This week Johnson & Johnson announced that a booster dose of its one-shot coronavirus vaccine provides more 95% protection against COVID-19. The company said a second dose — given two or six months after the initial dose — increased protection against COVID-19 dramatically.
The results of the study have not been vetted by other sources — including officials with the Food and Drug Administration. That would be needed for a booster shot to get emergency use authorization. However, as the Delta variant continues to cause issues in parts of the U.S. added protection is on the minds of public health officials. There are several important questions that remain now that the data has been released.
How effective is the Johnson & Johnson vaccine?
In the U.S. the two-dose regiment of the Johnson & Johnson vaccine was found to be 95% effective in preventing serious illness. Across the globe that rate was approximately 75%.
Experts say the difference is caused by variants in different parts of the world.
Dr. Paul Stoffels, Johnson & Johnson’s chief scientific officer spoke about the news. “While the single-dose vaccine remains strongly effective — a booster shot further increases protection against COVID-19 and is expected to extend the duration of that protection significantly,” he said.”
The initial shot provides up to eight months of protection, according to Johnson & Johnson officials. Real world data shows around 79% protection against the virus and 81% protection against hospitalization.
Is there enough of the Johnson & Johnson vaccine to go around?
As states across the U.S. began rolling out vaccine mandates — the Johnson & Johnson vaccine was viewed as a solid option. It offered good protection, and was the quickest way to achieve immunization.

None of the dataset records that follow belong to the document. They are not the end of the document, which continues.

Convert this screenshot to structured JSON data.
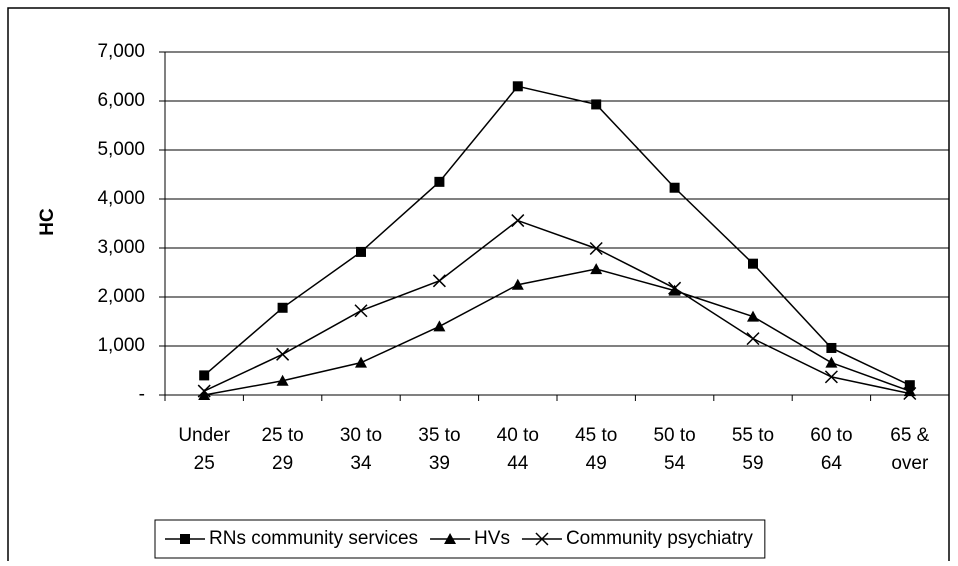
{
  "chart_data": {
    "type": "line",
    "y_label": "HC",
    "categories": [
      "Under 25",
      "25 to 29",
      "30 to 34",
      "35 to 39",
      "40 to 44",
      "45 to 49",
      "50 to 54",
      "55 to 59",
      "60 to 64",
      "65 & over"
    ],
    "series": [
      {
        "name": "RNs community services",
        "color": "#000000",
        "marker": "square",
        "values": [
          400,
          1780,
          2920,
          4350,
          6300,
          5930,
          4230,
          2680,
          960,
          200
        ]
      },
      {
        "name": "HVs",
        "color": "#000000",
        "marker": "triangle",
        "values": [
          0,
          290,
          660,
          1400,
          2250,
          2570,
          2130,
          1600,
          660,
          80
        ]
      },
      {
        "name": "Community psychiatry",
        "color": "#000000",
        "marker": "x",
        "values": [
          80,
          830,
          1720,
          2330,
          3560,
          2990,
          2180,
          1150,
          370,
          30
        ]
      }
    ],
    "ylim": [
      0,
      7000
    ],
    "yticks": [
      {
        "value": 0,
        "label": "-"
      },
      {
        "value": 1000,
        "label": "1,000"
      },
      {
        "value": 2000,
        "label": "2,000"
      },
      {
        "value": 3000,
        "label": "3,000"
      },
      {
        "value": 4000,
        "label": "4,000"
      },
      {
        "value": 5000,
        "label": "5,000"
      },
      {
        "value": 6000,
        "label": "6,000"
      },
      {
        "value": 7000,
        "label": "7,000"
      }
    ],
    "grid": true,
    "legend": "bottom"
  }
}
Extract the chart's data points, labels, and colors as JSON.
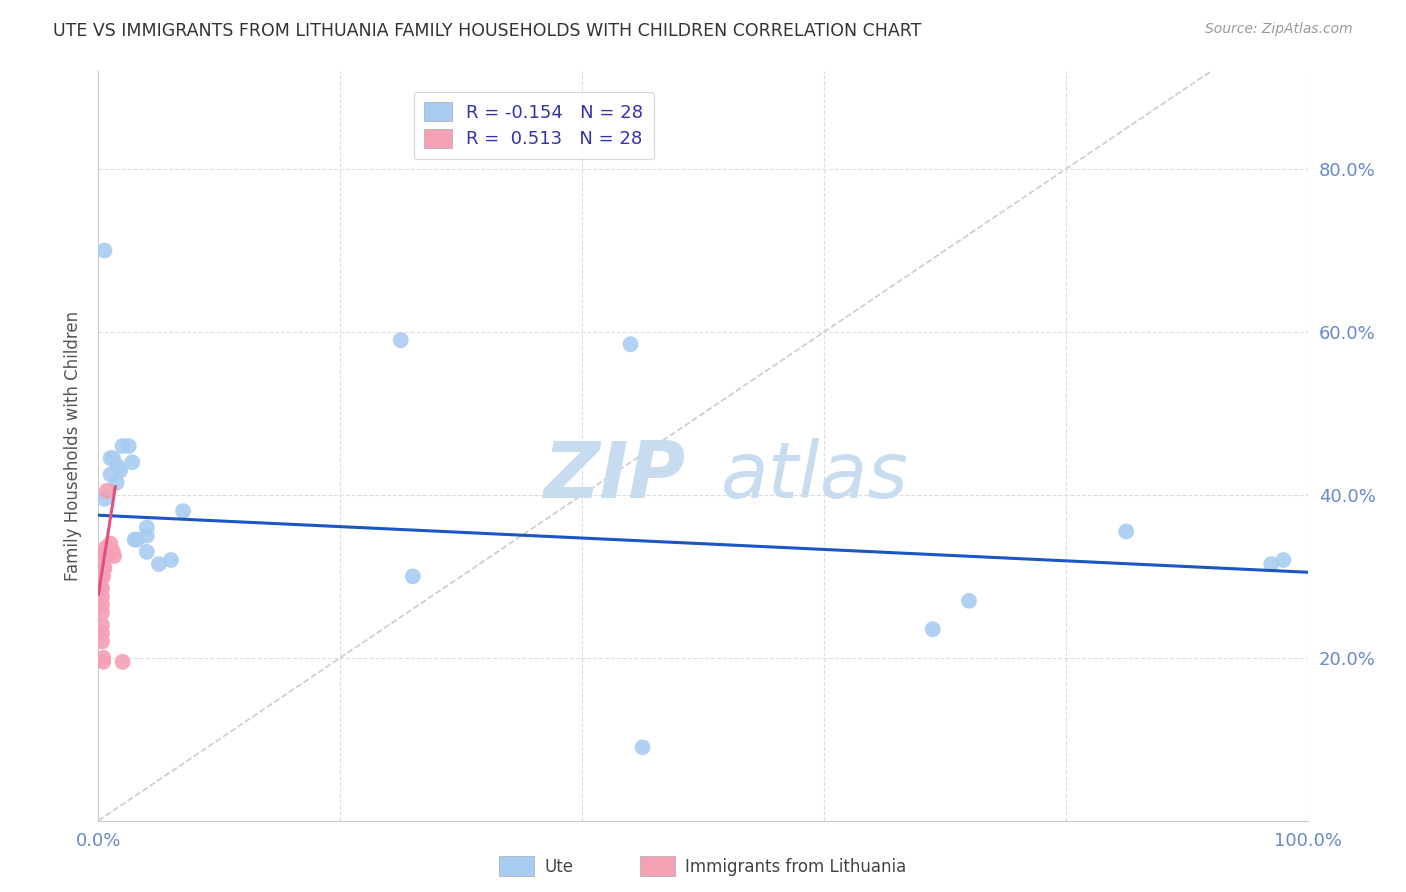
{
  "title": "UTE VS IMMIGRANTS FROM LITHUANIA FAMILY HOUSEHOLDS WITH CHILDREN CORRELATION CHART",
  "source": "Source: ZipAtlas.com",
  "ylabel": "Family Households with Children",
  "x_ticks": [
    0.0,
    0.2,
    0.4,
    0.6,
    0.8,
    1.0
  ],
  "x_ticklabels": [
    "0.0%",
    "",
    "",
    "",
    "",
    "100.0%"
  ],
  "y_ticks": [
    0.0,
    0.2,
    0.4,
    0.6,
    0.8
  ],
  "y_ticklabels": [
    "",
    "20.0%",
    "40.0%",
    "60.0%",
    "80.0%"
  ],
  "ylim": [
    0.0,
    0.92
  ],
  "xlim": [
    0.0,
    1.0
  ],
  "legend_ute_R": "-0.154",
  "legend_ute_N": "28",
  "legend_lit_R": "0.513",
  "legend_lit_N": "28",
  "ute_color": "#A8CCF0",
  "lit_color": "#F4A0B5",
  "ute_line_color": "#1A56C4",
  "lit_line_color": "#E0507A",
  "diagonal_color": "#CCCCCC",
  "background_color": "#FFFFFF",
  "grid_color": "#DDDDDD",
  "axis_color": "#6688CC",
  "watermark_zip": "ZIP",
  "watermark_atlas": "atlas",
  "ute_points": [
    [
      0.005,
      0.7
    ],
    [
      0.005,
      0.395
    ],
    [
      0.01,
      0.425
    ],
    [
      0.01,
      0.445
    ],
    [
      0.012,
      0.445
    ],
    [
      0.015,
      0.415
    ],
    [
      0.016,
      0.435
    ],
    [
      0.018,
      0.43
    ],
    [
      0.02,
      0.46
    ],
    [
      0.025,
      0.46
    ],
    [
      0.028,
      0.44
    ],
    [
      0.03,
      0.345
    ],
    [
      0.032,
      0.345
    ],
    [
      0.04,
      0.35
    ],
    [
      0.04,
      0.36
    ],
    [
      0.04,
      0.33
    ],
    [
      0.05,
      0.315
    ],
    [
      0.06,
      0.32
    ],
    [
      0.07,
      0.38
    ],
    [
      0.25,
      0.59
    ],
    [
      0.26,
      0.3
    ],
    [
      0.44,
      0.585
    ],
    [
      0.45,
      0.09
    ],
    [
      0.69,
      0.235
    ],
    [
      0.72,
      0.27
    ],
    [
      0.85,
      0.355
    ],
    [
      0.97,
      0.315
    ],
    [
      0.98,
      0.32
    ]
  ],
  "lit_points": [
    [
      0.002,
      0.3
    ],
    [
      0.002,
      0.285
    ],
    [
      0.002,
      0.295
    ],
    [
      0.002,
      0.32
    ],
    [
      0.003,
      0.3
    ],
    [
      0.003,
      0.285
    ],
    [
      0.003,
      0.275
    ],
    [
      0.003,
      0.265
    ],
    [
      0.003,
      0.255
    ],
    [
      0.003,
      0.24
    ],
    [
      0.003,
      0.23
    ],
    [
      0.003,
      0.22
    ],
    [
      0.004,
      0.32
    ],
    [
      0.004,
      0.315
    ],
    [
      0.004,
      0.31
    ],
    [
      0.004,
      0.3
    ],
    [
      0.004,
      0.2
    ],
    [
      0.004,
      0.195
    ],
    [
      0.005,
      0.33
    ],
    [
      0.005,
      0.32
    ],
    [
      0.005,
      0.31
    ],
    [
      0.006,
      0.335
    ],
    [
      0.006,
      0.325
    ],
    [
      0.007,
      0.405
    ],
    [
      0.01,
      0.34
    ],
    [
      0.012,
      0.33
    ],
    [
      0.013,
      0.325
    ],
    [
      0.02,
      0.195
    ]
  ],
  "ute_trend_x": [
    0.0,
    1.0
  ],
  "ute_trend_y": [
    0.375,
    0.305
  ],
  "lit_trend_x": [
    0.0,
    0.014
  ],
  "lit_trend_y": [
    0.278,
    0.41
  ]
}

However, some officials across the country are also worried about how much of the Johnson & Johnson vaccine is available. In states like Washington, where vaccine mandates are set to take hold in a matter of days — the Johnson & Johnson vaccine is not readily available at all locations.
The good news for the rest of the U.S. is that this isn’t expected to be a long-term problem. Johnson & Johnson continues to create the vaccine — and are producing more than ever before as it’s set to roll out in countries like India in October.